I know it’s friendly. I know it’s supposed to be comforting. But I can’t help but feel a zing of pleasure and determination course through me.
Ashton Richards is doing cartwheels in the rain, yelling, “We’re all going to die one day, and we are so self-observed and obsessed with shit that don’t matter.”
We don’t pay attention to him.
“What are you waiting for, God?” he screams to the sky, opening his arms.
Rory and I exchange looks.
“I’m telling Ryner to throw him into rehab as soon as this is done,” she says.
“Good idea.”
A NOTE FROM DEAD KATHLEEN
Look, I’m going to admit it right off the bat. I am the villain in this story.
I lied.
I deceived.
I manipulated the situation to my own advantage.
That’s what you want to hear, and that’s what I’m telling you, but I am not one-dimensional, and I’m definitely not as bad as Glen.
I loved Mal from the get-go. I’m talking since age two, not since age fourteen, when all the other girls in Tolka finally noticed that the weird Doherty kid was not so weird anymore, and also happened to be exciting and cool and knew how to ride dirt bikes and pierce his own nose and ears.
I’ve loved him since he let me play the doctor and dutifully played the patient, asking me humorously to touch him places I had no business even knowing about at that age.
Since he snuck snacks into Sunday Mass because we were perpetually bored and shared them with me.

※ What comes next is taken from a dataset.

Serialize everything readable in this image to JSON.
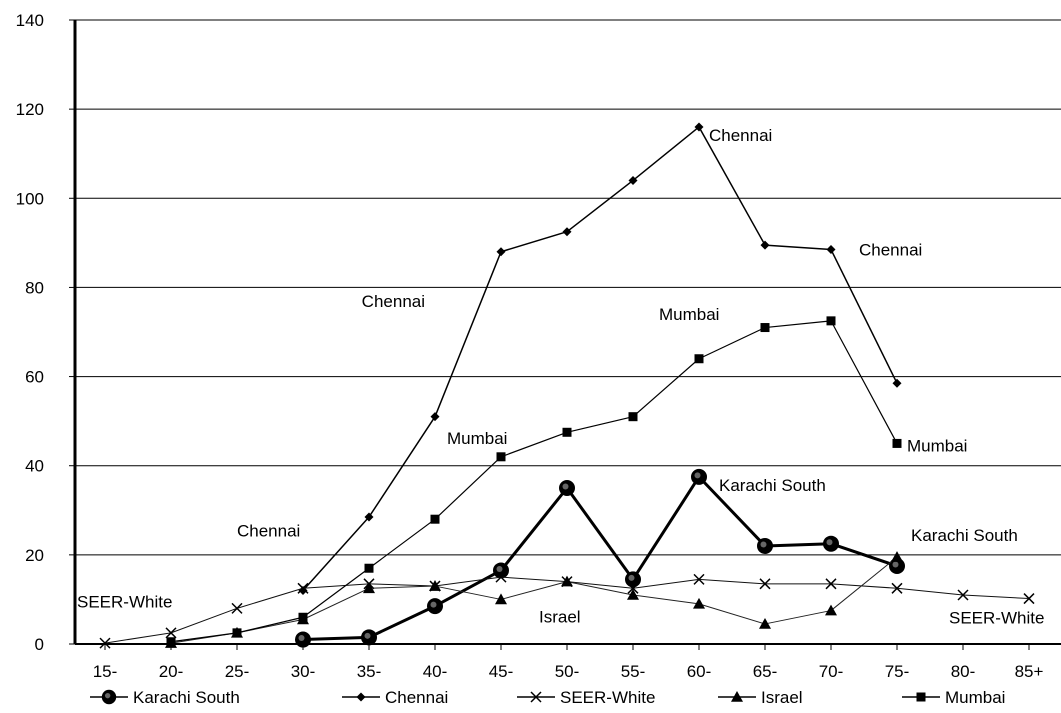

I loved him when he practiced the guitar and I practiced sewing in my room, and we were both terrible.
I don’t regret anything that happened. I did all of it because I thought I could make him happy.
Just remember that as you read on, okay?
Remember that Rory is here for a reason now.

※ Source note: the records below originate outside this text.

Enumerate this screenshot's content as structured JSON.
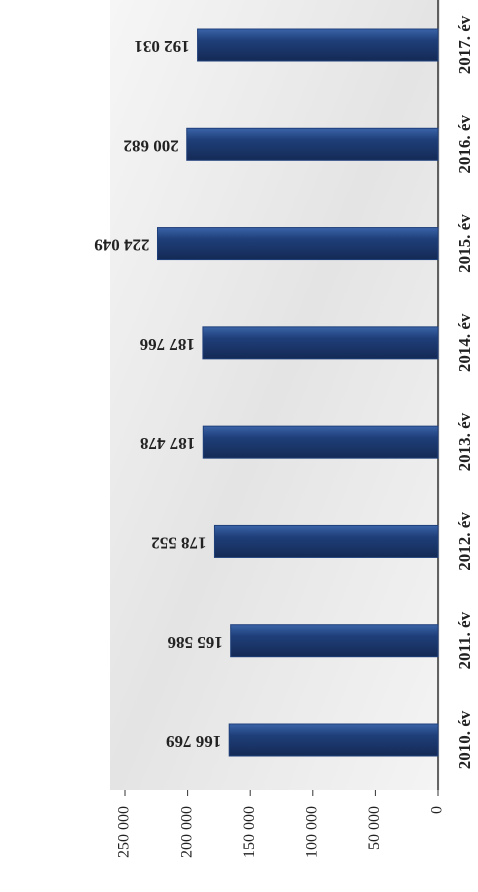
{
  "chart_data": {
    "type": "bar",
    "categories": [
      "2010. év",
      "2011. év",
      "2012. év",
      "2013. év",
      "2014. év",
      "2015. év",
      "2016. év",
      "2017. év"
    ],
    "values": [
      166769,
      165586,
      178552,
      187478,
      187766,
      224049,
      200682,
      192031
    ],
    "value_labels": [
      "166 769",
      "165 586",
      "178 552",
      "187 478",
      "187 766",
      "224 049",
      "200 682",
      "192 031"
    ],
    "color": "#1f3f7a",
    "ylim": [
      0,
      250000
    ],
    "yticks": [
      0,
      {
        "value": 50000,
        "label": "50 000"
      },
      {
        "value": 100000,
        "label": "100 000"
      },
      {
        "value": 150000,
        "label": "150 000"
      },
      {
        "value": 200000,
        "label": "200 000"
      },
      {
        "value": 250000,
        "label": "250 000"
      }
    ]
  }
}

And that before I hate my half-sister, I love my still-on-Earth husband.
So, so much.
In fact, love him to death.
A NOTE FROM THE COW
For the record, the farmers who work the shed I live in turn on the soft rock radio station all the time, which is something I am trying really hard not to hold against them. At any rate, that means I’m familiar with Ashton Richards’ work, and although I do not consider myself an expert of any sort, I can tell he is no bloody good.

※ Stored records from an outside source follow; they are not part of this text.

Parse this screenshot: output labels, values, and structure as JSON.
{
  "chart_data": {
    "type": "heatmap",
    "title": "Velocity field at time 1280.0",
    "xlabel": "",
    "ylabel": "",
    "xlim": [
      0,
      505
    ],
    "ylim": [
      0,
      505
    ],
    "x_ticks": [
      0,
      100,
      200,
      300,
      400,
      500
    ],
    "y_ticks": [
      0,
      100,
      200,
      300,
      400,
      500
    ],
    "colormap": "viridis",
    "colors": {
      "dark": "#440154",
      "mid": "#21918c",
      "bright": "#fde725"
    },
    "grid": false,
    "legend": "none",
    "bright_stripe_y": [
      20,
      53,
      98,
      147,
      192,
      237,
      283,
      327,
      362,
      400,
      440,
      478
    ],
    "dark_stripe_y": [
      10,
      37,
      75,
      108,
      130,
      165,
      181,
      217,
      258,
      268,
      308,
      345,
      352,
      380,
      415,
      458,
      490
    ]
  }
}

Not good as an artist, not good as a singer, and probably not as a human, judging by the first and last hour we spent together on Earth.
Ashton Richards contributes less than I do to the human effort. At least I produce milk, which gives you calcium, which promotes bone strength. It is depressingly evident that some humans, such as him, clearly decline to use the superior intelligence they were blessed with.